All evidence pulled specifically from the text under analysis must be properly cited using MLA in-text citations and proper representation on the paper’s Works Cited page.
The Analysis section should be at least one well-developed and cohesive paragraph long, possibly two.
EVALUATION
The Evaluation section is the heart of your paper, and the Analysis section should lead up to it logically. You must fairly and objectively evaluate the quality of the argument being presented in the article based on your previous analysis. You cannot evaluate what you have not analyzed, so your analysis and evaluation should work together logically and cohesively with your analysis leading toward a logical and objective evaluation.
Your Evaluation section should be organized according to your classmate’s Unit 3 paper’s strengths AND weaknesses and should cover all or most of the elements listed below. How you organize those required elements for this section is up to you; however, your Evaluation section must be coherent, logical, and fluid. Any paper that presents an Evaluation section that merely provides the information required to satisfy each bullet point listed below will receive little to no credit. Your Evaluation should include a thorough discussion of all of the following with adequate supporting evidence to support each of your assertions:
how clear, precise, fair, and logical you find the author’s argument / purpose.
how clear, relevant, precise, fair, and logical you find the Key Questions at the core of the argument.
how relevant, accurate, in-depth, precise, fair, significant, representative of breadth, and logical you find the evidence used to support the argument.
how clear, relevant, accurate, in-depth, precise, fair, significant, representative of breadth, and logical you find the Key Concepts at the core of the argument.

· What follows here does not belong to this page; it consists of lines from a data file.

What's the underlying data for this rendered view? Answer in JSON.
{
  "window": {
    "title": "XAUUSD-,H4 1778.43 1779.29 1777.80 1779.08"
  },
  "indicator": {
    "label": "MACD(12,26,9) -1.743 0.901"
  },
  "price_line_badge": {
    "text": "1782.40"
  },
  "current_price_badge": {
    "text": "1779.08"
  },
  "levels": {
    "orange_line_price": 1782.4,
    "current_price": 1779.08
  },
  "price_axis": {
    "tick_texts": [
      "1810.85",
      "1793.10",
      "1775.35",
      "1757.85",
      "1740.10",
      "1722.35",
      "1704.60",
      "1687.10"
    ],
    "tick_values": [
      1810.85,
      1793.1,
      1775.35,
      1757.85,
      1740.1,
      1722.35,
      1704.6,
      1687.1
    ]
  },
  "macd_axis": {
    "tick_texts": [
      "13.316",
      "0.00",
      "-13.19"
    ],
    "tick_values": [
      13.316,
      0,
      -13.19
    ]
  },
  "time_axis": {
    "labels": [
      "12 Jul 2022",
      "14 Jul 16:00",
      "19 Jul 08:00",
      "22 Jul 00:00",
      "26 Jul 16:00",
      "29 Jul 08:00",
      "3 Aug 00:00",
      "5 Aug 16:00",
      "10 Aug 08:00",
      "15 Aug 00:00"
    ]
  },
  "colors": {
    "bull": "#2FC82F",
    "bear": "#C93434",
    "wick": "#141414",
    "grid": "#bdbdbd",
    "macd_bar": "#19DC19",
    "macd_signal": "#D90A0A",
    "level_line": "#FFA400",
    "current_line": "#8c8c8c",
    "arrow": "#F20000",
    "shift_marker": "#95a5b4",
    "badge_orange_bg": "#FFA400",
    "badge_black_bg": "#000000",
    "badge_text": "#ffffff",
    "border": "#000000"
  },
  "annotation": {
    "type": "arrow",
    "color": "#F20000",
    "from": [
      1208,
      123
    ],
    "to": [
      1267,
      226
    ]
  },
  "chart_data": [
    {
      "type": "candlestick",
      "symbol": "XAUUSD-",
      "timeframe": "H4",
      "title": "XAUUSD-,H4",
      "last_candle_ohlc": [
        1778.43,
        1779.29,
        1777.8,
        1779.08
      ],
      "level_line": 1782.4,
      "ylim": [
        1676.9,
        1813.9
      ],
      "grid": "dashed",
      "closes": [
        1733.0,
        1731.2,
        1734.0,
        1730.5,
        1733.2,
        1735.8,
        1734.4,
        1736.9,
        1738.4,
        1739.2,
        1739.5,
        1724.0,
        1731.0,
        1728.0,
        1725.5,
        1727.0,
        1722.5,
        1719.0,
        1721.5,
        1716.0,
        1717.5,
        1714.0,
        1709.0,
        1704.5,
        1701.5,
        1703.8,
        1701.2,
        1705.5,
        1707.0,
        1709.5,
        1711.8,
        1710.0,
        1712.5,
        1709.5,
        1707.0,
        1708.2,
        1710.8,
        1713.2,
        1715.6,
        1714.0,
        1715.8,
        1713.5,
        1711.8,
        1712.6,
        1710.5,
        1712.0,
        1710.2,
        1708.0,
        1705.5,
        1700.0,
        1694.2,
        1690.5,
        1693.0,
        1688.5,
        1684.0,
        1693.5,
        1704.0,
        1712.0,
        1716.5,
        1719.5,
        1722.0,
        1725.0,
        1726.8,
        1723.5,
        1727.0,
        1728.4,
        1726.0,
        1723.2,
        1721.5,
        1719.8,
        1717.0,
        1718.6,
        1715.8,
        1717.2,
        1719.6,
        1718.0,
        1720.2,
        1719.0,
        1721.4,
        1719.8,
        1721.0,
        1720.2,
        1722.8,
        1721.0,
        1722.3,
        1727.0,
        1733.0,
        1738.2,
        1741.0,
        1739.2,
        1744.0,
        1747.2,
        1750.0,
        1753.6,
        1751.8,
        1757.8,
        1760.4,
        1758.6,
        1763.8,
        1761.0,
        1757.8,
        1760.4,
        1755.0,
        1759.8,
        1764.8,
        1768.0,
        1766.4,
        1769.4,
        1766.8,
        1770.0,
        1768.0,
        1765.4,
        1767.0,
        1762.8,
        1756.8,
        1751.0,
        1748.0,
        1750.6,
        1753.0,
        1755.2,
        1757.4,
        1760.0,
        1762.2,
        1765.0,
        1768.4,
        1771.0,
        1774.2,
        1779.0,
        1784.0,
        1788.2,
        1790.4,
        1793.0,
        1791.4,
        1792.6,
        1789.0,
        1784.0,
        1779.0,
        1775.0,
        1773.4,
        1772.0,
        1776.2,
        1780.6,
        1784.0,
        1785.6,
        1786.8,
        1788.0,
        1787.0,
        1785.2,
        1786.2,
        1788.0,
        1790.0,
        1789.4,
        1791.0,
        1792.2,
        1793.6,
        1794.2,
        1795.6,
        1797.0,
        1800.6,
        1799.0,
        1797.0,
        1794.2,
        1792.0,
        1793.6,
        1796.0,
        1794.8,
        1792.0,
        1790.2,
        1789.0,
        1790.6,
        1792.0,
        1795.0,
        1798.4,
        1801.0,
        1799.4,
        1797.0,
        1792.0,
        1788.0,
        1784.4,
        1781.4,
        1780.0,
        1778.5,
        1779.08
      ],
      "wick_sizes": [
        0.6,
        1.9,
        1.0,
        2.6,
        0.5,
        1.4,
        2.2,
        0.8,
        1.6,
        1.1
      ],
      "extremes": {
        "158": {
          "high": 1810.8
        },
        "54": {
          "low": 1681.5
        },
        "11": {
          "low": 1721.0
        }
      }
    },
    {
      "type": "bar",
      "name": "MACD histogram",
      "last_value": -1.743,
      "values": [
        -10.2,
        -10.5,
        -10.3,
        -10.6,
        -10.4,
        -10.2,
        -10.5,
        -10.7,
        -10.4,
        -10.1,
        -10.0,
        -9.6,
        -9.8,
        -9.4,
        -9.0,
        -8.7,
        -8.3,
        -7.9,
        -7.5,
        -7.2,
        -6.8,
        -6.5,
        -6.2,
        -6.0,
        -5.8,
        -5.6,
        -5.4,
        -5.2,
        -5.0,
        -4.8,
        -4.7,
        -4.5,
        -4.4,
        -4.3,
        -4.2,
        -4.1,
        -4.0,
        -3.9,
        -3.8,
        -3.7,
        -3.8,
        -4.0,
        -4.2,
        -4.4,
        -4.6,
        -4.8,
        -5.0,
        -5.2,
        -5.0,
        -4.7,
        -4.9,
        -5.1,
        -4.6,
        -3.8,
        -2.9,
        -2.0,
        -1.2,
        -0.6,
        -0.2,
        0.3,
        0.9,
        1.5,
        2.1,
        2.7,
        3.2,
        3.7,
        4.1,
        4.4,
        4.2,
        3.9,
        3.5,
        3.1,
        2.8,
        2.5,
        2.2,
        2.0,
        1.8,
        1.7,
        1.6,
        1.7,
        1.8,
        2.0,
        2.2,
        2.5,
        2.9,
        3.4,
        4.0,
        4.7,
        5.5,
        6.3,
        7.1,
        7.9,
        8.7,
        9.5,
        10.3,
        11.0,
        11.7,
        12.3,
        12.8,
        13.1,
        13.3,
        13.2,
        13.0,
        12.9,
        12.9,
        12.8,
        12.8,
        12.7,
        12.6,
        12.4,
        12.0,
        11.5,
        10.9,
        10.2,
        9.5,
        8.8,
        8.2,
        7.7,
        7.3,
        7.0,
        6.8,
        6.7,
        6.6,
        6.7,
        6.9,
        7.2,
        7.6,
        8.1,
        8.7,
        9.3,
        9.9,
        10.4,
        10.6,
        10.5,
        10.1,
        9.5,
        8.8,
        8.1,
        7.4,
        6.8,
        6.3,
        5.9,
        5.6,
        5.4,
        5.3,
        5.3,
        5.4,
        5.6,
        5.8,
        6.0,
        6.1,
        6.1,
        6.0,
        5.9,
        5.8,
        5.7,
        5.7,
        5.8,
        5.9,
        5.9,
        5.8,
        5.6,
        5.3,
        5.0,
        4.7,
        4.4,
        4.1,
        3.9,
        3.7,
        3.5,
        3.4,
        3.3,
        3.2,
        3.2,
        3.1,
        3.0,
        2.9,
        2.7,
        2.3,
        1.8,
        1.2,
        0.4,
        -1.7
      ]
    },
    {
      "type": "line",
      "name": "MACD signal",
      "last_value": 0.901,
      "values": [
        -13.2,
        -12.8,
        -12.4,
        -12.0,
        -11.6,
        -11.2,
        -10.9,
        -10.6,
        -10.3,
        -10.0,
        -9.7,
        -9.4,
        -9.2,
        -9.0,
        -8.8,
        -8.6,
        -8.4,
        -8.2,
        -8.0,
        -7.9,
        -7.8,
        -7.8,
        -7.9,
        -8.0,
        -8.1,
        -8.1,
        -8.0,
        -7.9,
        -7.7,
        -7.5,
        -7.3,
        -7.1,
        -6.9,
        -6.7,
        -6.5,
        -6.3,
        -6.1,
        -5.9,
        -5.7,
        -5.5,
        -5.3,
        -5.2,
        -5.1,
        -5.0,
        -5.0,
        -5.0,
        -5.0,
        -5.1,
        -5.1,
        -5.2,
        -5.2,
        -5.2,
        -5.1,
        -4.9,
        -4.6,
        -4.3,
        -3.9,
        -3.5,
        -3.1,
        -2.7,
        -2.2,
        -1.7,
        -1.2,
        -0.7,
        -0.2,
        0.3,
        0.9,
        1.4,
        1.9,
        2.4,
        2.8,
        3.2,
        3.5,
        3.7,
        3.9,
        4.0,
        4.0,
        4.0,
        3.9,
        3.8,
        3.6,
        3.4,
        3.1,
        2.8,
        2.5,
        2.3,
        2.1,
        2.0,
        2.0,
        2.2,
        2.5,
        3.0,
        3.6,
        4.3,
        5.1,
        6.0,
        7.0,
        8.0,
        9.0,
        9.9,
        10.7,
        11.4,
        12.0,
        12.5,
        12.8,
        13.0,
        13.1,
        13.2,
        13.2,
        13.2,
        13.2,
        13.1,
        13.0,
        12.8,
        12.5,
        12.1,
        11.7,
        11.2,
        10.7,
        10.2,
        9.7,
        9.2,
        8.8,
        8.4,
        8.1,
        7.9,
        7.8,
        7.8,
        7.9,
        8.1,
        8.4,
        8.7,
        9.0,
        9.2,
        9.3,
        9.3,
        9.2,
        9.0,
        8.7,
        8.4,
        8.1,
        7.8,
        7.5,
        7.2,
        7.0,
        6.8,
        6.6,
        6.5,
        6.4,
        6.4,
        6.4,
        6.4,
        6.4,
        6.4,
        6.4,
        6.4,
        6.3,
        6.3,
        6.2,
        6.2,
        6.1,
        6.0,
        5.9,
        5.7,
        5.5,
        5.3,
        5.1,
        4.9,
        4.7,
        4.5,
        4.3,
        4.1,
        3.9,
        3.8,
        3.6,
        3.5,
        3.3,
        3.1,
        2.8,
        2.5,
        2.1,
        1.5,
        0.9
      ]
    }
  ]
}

the degree to which you feel the assumptions the author has made are relevant, logical and fair.
the degree to which you feel the implications noted in your analysis are clear and relevant, fair and logical.
the degree to which you feel the author’s primary point of view is fair and logical given the overall argument presented, demonstrative of depth and breadth, and clear and relevant to the stated purpose and argumentative context. Be sure to include whether the author seemed sensitive to the points of views of others and to the complexity of the argument and its context.
the degree to which you feel the author’s own biases or political affiliations may have impacted the way he/she/they presented the opinion.